Hanno perfettamente ragione sia il sottosegretario Giancarlo Giorgetti che il capo della Polizia Franco Gabrielli quando sostengono rispettivamente che la sospensione di una partita di calcio è una sconfitta per lo Stato e che il compito di decretare la fine dell’incontro e lo svuotamento dello stadio spetta non all’arbitro ma al responsabile della sicurezza. Dimostrare di non essere in grado di assicurare lo svolgimento regolare di un pubblico evento come una partita di calcio costituisce un atto di rinuncia da parte dello Stato della sua funzione prioritaria di garante dell’ordine pubblico. Al tempo stesso, è fin troppo evidente come la decisione di imporre il deflusso anticipato del pubblico debba spettare solo a chi ha la responsabilità di assicurare che l’evacuazione avvenga senza incidenti di sorta.
Naturalmente, però, Giorgetti e Gabrielli manifestano a ragione gli interessi dello Stato e quello delle Forze dell’Ordine di assicurare la sicurezza dei cittadini. Ma c’è anche un altro interesse da tutelare. Che è quello dello Sport. Cioè delle società calcistiche, della correttezza del campionato e di tutti quei tifosi che, senza essere responsabili degli episodi riprovevoli alla base del provvedimento di sospensione, verrebbe defraudati del loro legittimo diritto di assistere ad un evento sportivo da loro preventivamente pagato.

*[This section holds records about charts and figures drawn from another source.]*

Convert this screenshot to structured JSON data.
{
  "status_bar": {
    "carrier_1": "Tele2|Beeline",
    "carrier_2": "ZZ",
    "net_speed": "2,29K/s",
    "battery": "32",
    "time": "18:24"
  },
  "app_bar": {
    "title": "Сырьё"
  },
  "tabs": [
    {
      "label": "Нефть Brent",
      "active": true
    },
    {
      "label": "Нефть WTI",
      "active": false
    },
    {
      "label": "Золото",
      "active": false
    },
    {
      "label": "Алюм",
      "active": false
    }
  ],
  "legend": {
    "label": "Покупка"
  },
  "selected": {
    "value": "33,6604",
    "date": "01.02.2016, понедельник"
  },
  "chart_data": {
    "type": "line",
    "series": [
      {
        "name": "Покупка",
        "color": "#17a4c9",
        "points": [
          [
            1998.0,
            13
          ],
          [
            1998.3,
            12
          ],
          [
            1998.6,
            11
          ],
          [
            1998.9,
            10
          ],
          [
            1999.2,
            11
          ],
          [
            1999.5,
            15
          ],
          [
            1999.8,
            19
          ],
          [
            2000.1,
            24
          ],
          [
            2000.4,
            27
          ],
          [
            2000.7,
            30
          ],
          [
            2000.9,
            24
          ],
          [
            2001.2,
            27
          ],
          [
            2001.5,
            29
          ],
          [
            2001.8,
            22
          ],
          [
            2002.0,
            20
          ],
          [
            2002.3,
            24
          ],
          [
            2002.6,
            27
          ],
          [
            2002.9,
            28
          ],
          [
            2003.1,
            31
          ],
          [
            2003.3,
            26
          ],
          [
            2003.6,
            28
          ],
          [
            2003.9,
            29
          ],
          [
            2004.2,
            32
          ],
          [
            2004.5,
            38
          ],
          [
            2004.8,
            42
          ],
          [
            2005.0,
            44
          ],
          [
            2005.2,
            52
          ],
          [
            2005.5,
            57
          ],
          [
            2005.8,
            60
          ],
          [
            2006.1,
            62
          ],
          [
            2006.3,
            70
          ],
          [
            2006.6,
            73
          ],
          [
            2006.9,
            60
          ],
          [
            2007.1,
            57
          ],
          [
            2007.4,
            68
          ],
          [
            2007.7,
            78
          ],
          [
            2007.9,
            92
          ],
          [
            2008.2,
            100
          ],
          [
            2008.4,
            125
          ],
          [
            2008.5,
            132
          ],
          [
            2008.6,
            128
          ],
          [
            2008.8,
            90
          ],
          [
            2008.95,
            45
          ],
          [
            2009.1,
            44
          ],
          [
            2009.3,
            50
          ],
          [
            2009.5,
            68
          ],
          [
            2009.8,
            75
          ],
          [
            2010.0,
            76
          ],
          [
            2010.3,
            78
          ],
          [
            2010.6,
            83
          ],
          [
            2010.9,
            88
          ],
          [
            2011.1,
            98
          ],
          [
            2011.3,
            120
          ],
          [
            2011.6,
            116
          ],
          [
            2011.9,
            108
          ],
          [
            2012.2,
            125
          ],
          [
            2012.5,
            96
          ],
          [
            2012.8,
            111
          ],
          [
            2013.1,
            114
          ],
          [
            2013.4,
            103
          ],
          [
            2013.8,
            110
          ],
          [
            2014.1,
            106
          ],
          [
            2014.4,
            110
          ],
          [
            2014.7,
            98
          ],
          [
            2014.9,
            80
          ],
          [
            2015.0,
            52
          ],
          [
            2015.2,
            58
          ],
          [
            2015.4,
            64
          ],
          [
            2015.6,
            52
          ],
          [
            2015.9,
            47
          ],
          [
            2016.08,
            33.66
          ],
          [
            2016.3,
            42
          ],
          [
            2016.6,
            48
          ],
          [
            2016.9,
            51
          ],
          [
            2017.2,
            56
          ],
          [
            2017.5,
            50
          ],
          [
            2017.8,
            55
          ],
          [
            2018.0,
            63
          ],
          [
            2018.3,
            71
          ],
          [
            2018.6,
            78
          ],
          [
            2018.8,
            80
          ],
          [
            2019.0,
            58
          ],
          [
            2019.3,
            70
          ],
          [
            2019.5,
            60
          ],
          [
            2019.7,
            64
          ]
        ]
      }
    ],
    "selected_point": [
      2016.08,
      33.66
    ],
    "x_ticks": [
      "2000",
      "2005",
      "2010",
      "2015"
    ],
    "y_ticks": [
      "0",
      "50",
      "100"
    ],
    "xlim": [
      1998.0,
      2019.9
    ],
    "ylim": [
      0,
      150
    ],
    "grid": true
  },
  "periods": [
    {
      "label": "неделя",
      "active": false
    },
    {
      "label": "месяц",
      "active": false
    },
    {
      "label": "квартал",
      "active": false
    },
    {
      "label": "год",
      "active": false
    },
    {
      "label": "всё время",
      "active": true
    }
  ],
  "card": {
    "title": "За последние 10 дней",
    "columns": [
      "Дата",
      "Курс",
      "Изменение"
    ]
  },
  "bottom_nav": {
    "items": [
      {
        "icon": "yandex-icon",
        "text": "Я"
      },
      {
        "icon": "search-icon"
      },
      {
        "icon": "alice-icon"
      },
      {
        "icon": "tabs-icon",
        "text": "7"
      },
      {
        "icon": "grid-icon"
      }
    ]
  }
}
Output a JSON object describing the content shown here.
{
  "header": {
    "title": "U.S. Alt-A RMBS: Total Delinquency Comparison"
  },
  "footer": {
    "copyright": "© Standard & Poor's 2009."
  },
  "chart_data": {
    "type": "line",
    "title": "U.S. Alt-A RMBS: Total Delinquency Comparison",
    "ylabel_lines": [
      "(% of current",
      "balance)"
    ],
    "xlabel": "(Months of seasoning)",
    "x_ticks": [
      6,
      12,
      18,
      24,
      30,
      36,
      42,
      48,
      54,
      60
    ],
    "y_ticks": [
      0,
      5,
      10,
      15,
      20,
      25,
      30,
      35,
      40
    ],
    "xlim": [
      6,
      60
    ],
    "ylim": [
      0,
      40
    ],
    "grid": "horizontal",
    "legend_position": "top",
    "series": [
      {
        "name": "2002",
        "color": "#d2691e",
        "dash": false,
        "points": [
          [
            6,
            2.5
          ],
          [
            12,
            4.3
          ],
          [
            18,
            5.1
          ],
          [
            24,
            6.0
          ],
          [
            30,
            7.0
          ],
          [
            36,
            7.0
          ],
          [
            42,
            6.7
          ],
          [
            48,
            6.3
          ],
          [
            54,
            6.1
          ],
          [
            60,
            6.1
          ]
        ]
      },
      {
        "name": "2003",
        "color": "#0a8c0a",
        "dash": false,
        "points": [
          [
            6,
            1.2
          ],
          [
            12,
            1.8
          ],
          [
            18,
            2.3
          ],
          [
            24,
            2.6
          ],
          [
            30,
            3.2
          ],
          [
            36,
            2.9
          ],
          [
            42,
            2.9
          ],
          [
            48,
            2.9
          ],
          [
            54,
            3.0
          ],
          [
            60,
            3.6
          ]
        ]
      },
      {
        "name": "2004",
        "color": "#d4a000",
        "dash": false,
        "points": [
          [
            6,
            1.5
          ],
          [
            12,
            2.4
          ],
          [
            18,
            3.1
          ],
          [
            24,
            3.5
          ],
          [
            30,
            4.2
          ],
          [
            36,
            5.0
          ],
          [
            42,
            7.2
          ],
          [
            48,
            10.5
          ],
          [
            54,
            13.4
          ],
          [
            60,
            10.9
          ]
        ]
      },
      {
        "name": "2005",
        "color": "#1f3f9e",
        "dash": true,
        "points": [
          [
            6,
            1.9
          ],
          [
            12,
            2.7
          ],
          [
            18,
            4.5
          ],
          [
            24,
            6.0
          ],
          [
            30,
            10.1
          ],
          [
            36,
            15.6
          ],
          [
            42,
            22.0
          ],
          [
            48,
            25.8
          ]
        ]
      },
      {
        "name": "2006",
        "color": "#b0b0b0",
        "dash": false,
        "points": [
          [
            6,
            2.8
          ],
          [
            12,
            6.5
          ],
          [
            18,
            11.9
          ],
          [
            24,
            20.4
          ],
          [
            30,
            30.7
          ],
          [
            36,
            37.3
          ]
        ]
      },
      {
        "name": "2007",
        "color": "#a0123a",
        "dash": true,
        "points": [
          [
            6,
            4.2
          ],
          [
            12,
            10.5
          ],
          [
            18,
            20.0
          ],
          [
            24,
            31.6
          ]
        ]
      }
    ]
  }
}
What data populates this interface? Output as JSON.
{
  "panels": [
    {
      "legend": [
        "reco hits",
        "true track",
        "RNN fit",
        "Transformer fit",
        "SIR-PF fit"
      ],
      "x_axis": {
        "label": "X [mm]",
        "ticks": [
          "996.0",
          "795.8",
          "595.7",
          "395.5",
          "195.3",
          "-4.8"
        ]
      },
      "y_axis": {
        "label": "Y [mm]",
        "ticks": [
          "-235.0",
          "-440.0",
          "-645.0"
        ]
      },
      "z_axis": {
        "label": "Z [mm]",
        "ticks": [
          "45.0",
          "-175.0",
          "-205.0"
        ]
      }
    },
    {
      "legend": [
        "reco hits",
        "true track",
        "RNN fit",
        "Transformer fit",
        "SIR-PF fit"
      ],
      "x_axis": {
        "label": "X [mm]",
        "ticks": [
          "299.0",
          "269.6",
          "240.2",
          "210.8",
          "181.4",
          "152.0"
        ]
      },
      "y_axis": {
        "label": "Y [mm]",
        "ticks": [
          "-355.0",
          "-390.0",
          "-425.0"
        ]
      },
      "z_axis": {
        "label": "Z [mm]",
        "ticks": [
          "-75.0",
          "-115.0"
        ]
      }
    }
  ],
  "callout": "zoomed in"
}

Contro tutti questi interessi viene sollevato, da parte di chi chiede la sospensione automatica delle partite in caso di cori razzisti od antisemiti, l’interesse etico, morale ed anche giuridico (la legge Mancino punisce le manifestazioni razziste ed antisemite). Questo interesse è sacrosanto. Ma per prevalere su tutti gli altri deve poggiare sulla dimensione esorbitante del fenomeno da condannare. Come dire che se la stragrande maggioranza dei tifosi infrange legge, etica e morale è logico stabilire la sospensione dell’incontro di calcio secondo le regole della Figc. Se, al contrario, è solo una parte marginale degli spettatori a compiere atti riprovevoli, il buon senso non può non far prevalere gli altri interessi, quelli dello Stato, delle Forze dell’Ordine, delle società, dei tifosi non colpevoli, dello sport.
La cultura politicamente corretta non prevede l’applicazione della proporzione e del buon senso. Senza rendersi minimamente conto che se la sua regola manichea venisse applicata, Stato, Polizia, società, tifosi e lo Sport sarebbero alla mercé di qualsiasi gruppuscolo deciso ad imporre la propria volontà prevaricatrice e ricattatrice alle istituzioni ed alla società civile.